The sights and sounds of industry still fill East Chicago. Trains pass by City Hall every few minutes, some carrying coal for local steel mills whose furnaces continue to burn brightly along the southern shores of Lake Michigan. On the other side of the building, in the park, there is an often overlooked monument to a pivotal time in U.S. history — the sinking of the USS Maine.
“I don’t know of any, anywhere else where they have a whole plaque like this, made from the Maine itself, so no, this is unique, this is unique I’ve got to admit,” says Richard Lytle, a local historian.
He says there are very few local reminders of this conflict. Even he hadn’t noticed this plaque next to city hall.
“At the very bottom to the left you can see where it says USS Maine, destroyed Havana Harbor, and a little bit of a picture of the ship sinking.”
How did a monument dedicated to such a faraway event turn up in East Chicago — at a time when the city had fewer than 4,000 people?
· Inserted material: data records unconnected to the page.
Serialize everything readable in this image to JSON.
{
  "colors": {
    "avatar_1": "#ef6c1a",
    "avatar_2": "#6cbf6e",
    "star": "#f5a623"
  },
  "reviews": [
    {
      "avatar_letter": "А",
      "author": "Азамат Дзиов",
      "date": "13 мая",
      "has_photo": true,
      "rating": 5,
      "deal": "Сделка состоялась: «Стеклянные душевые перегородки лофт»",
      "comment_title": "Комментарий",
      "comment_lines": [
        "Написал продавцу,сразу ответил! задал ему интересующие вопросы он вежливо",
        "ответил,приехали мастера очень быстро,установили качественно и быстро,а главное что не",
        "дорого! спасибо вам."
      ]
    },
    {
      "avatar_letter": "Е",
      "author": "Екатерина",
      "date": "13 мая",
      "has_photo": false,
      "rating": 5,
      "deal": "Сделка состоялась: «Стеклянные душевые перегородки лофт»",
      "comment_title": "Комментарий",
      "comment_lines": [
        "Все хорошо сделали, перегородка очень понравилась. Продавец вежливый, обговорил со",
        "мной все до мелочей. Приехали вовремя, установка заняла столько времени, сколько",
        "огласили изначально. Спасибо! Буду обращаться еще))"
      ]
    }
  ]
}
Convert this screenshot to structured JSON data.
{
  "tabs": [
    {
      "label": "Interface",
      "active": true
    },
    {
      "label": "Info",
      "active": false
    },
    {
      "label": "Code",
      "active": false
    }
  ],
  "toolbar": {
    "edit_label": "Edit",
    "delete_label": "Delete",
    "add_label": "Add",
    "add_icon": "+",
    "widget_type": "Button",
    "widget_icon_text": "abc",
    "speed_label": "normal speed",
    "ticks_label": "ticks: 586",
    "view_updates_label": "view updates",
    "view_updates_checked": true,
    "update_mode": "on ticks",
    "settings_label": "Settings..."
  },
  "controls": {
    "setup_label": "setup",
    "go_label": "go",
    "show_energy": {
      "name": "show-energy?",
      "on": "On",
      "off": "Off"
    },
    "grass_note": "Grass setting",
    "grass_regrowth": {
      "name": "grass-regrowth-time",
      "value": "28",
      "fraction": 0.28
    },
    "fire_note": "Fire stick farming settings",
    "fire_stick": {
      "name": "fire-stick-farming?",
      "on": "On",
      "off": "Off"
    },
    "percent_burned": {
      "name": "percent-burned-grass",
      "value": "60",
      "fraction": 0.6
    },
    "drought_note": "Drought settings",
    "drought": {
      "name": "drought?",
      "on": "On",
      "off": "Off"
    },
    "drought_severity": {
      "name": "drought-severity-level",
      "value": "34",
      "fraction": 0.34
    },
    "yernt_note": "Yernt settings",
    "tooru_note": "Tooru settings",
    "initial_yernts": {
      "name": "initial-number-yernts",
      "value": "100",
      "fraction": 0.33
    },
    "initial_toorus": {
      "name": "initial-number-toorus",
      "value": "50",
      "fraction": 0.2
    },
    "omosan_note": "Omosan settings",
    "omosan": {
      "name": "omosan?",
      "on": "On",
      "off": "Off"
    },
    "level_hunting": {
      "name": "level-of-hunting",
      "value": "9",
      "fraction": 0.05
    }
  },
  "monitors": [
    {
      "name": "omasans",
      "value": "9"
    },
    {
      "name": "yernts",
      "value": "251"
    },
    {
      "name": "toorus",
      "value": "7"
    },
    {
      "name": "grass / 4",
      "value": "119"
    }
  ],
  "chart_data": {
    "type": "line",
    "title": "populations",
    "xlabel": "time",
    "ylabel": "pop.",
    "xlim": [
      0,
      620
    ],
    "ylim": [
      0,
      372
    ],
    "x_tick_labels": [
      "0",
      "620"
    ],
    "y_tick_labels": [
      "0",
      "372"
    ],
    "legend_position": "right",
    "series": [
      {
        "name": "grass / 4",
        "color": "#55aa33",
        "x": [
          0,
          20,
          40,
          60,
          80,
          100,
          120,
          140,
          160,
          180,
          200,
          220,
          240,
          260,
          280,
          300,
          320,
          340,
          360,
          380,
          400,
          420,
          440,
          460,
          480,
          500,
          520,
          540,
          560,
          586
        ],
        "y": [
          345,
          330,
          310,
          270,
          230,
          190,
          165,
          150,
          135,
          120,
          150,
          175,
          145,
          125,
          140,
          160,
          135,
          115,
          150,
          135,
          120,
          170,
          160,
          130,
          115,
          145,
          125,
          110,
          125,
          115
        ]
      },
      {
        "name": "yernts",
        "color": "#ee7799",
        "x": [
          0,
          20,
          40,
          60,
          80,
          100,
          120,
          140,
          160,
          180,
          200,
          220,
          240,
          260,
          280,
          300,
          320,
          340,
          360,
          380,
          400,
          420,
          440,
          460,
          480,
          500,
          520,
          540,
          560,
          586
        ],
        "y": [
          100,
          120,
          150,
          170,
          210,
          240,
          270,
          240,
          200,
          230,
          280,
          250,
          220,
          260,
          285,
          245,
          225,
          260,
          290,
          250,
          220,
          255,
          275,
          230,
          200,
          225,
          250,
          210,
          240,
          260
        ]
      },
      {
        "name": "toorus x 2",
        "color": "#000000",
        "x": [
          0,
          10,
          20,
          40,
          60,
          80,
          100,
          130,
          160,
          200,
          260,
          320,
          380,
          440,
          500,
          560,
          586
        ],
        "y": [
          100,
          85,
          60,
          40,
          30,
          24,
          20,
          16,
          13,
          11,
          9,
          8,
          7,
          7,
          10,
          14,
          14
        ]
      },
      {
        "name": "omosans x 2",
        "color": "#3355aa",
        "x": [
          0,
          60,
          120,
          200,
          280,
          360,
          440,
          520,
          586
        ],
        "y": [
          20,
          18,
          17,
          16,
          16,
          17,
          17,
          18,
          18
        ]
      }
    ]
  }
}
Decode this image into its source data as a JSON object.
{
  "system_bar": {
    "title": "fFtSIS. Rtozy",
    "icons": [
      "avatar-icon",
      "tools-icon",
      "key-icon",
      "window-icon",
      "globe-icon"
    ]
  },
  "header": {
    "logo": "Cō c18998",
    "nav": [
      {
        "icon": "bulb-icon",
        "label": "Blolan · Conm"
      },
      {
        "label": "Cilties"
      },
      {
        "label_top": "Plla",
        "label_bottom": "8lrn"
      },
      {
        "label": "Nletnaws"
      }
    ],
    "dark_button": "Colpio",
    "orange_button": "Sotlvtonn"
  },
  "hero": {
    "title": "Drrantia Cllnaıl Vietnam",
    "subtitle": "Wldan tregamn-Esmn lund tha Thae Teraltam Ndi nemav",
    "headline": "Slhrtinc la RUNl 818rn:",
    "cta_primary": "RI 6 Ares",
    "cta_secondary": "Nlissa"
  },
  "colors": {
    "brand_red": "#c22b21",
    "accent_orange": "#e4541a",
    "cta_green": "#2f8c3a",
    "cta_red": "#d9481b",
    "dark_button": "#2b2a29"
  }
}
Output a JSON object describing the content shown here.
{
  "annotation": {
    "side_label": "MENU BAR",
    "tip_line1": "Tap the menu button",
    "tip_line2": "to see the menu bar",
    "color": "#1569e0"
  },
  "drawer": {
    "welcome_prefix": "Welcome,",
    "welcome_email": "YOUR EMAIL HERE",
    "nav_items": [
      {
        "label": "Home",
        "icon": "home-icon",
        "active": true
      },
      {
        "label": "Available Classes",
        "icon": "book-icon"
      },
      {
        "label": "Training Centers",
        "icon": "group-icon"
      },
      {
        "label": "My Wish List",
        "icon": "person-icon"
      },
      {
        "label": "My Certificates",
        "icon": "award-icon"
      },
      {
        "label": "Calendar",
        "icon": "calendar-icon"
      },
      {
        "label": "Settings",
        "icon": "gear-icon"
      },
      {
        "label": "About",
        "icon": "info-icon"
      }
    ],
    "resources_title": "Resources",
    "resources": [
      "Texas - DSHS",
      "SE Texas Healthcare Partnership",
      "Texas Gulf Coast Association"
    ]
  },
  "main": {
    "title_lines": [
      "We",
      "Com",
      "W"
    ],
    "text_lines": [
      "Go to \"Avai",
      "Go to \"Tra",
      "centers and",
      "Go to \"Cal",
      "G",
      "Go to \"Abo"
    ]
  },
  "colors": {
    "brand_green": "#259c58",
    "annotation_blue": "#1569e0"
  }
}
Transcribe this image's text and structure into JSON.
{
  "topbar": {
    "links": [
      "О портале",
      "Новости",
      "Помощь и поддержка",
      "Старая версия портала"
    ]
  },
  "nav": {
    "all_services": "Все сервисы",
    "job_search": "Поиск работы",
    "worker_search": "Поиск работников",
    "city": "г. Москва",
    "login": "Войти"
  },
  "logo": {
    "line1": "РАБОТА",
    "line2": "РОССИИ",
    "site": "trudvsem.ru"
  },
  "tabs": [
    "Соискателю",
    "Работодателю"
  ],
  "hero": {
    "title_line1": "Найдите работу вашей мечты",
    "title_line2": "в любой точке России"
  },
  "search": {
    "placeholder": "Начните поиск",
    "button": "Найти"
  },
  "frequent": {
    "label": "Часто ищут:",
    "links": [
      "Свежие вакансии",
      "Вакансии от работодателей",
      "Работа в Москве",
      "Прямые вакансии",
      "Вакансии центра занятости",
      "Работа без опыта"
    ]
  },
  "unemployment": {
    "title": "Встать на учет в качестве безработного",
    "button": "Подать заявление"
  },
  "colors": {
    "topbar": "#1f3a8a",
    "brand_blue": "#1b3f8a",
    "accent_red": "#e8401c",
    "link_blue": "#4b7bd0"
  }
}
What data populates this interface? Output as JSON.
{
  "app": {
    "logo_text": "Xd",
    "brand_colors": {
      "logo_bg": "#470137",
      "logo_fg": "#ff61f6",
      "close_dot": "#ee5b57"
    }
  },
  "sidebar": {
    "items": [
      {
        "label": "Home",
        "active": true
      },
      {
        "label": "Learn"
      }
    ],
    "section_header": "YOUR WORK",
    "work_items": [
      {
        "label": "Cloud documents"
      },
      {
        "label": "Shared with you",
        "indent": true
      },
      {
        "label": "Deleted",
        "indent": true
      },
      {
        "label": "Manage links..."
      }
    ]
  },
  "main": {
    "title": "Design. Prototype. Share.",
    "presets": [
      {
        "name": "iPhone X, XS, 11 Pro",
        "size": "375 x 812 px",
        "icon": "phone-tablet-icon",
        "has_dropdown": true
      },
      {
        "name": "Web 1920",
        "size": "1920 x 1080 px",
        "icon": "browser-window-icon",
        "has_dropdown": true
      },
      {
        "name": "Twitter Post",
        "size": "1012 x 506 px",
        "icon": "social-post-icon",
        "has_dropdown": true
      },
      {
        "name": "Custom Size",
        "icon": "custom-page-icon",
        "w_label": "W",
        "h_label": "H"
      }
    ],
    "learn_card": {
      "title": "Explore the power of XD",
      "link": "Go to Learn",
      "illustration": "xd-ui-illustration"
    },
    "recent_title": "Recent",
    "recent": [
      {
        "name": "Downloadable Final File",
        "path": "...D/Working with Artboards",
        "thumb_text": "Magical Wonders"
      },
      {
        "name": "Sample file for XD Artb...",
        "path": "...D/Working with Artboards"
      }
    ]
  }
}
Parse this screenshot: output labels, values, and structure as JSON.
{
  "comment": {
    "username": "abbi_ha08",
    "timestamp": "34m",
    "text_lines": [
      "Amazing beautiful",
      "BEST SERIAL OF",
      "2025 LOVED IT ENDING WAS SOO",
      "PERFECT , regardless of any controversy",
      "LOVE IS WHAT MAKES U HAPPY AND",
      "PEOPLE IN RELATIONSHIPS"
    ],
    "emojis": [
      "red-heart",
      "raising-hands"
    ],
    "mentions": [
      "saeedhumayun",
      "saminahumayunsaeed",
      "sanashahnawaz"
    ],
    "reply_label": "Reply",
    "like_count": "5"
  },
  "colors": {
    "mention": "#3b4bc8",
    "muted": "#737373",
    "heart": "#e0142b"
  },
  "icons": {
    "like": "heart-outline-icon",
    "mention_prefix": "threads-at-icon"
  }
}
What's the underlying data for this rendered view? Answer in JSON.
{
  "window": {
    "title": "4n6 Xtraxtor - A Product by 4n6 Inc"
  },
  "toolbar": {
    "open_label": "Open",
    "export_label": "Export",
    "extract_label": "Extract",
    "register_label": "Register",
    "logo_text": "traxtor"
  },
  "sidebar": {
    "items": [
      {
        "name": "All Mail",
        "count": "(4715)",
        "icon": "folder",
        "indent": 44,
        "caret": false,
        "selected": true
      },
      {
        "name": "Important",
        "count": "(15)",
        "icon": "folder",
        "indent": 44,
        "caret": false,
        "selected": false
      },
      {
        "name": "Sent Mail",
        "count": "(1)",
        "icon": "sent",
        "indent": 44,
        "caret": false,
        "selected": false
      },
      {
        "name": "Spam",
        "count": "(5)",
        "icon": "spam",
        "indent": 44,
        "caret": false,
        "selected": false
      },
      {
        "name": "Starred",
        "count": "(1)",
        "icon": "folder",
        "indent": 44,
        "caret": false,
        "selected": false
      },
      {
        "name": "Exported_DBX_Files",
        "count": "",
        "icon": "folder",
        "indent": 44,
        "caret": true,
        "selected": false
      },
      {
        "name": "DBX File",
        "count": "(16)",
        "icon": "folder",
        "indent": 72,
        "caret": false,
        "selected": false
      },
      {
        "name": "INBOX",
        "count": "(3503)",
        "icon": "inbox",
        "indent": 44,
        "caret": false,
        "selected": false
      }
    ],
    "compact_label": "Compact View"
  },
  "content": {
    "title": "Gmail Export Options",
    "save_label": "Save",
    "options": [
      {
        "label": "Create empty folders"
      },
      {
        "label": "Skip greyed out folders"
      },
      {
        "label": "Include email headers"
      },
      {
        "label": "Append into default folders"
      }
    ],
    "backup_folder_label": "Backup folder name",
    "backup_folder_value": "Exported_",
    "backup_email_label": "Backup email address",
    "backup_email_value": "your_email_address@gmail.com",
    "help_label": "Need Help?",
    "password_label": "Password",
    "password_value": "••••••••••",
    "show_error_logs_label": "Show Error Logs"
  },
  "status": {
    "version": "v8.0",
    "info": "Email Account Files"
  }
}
Turns out, as tiny as it was, the city — with the help of nearby communities — was large enough to raise a company of soldiers to fight in the Spanish-American War.
“These guys were definitely independent. They were out to save the world,” Lytle says.
A little history lesson: In 1898, the American public was sympathetic to the Cubans, who were rebelling against Spanish rule. The U.S. sent the battleship USS Maine, into Havana Harbor. On Feb. 15, an explosion killed 260 people on board. It may have been an accident, but, at the time it was attributed to a Spanish mine.
“It’s like the Firing on Fort Sumter, the Attack on Pearl Harbor. It’s all of that rolled into one. Patriotic fervor sweeps the entire country, everyone is like – we have got to avenge the Maine,” says Ken Robison, head of the Sons of Spanish American War Veterans.
Regiments from Indiana didn’t arrive in Havana until after the shooting was over. When they came back, they became active politically. The first veterans groups formed almost immediately.
“So when it came time for the Span-Am vets to start lobbying for pension and widows benefits and all that, they had such a political machine in place that the Civil War bets started complaining that the Span-Am vets didn’t see as hard a service, but were getting better benefits than the Civil War veterans,” Robison says.
That political clout is what landed the plaque in East Chicago.
It’s one of hundreds made from the wreckage of the USS Maine, after it was raised in Havana Harbor. The design, by sculptor Charles Keck, shows Lady Liberty, head bowed, arm outstretched over the ship. The plaques were distributed by the federal government starting in 1913.
“And the United Spanish American War Veterans laid claim to a lot of these. If you go around you’ll find them. Some of them are still right where they put them. Some have been moved,” Robison says. I think we’ve found three on ebay. One of our New York camps were able to convince a guy to take it down and donate it.”
They ended up everywhere from Central Park in New York City to Orange County, Calif.
The plaque in East Chicago didn’t find a home next to city hall until 1938 — the 40th anniversary of the sinking of the Maine. By then, many of the local vets were near the end of their careers, but still influential. Their chapter of the United Spanish American War Vets hung on until 1960, after the last local member died.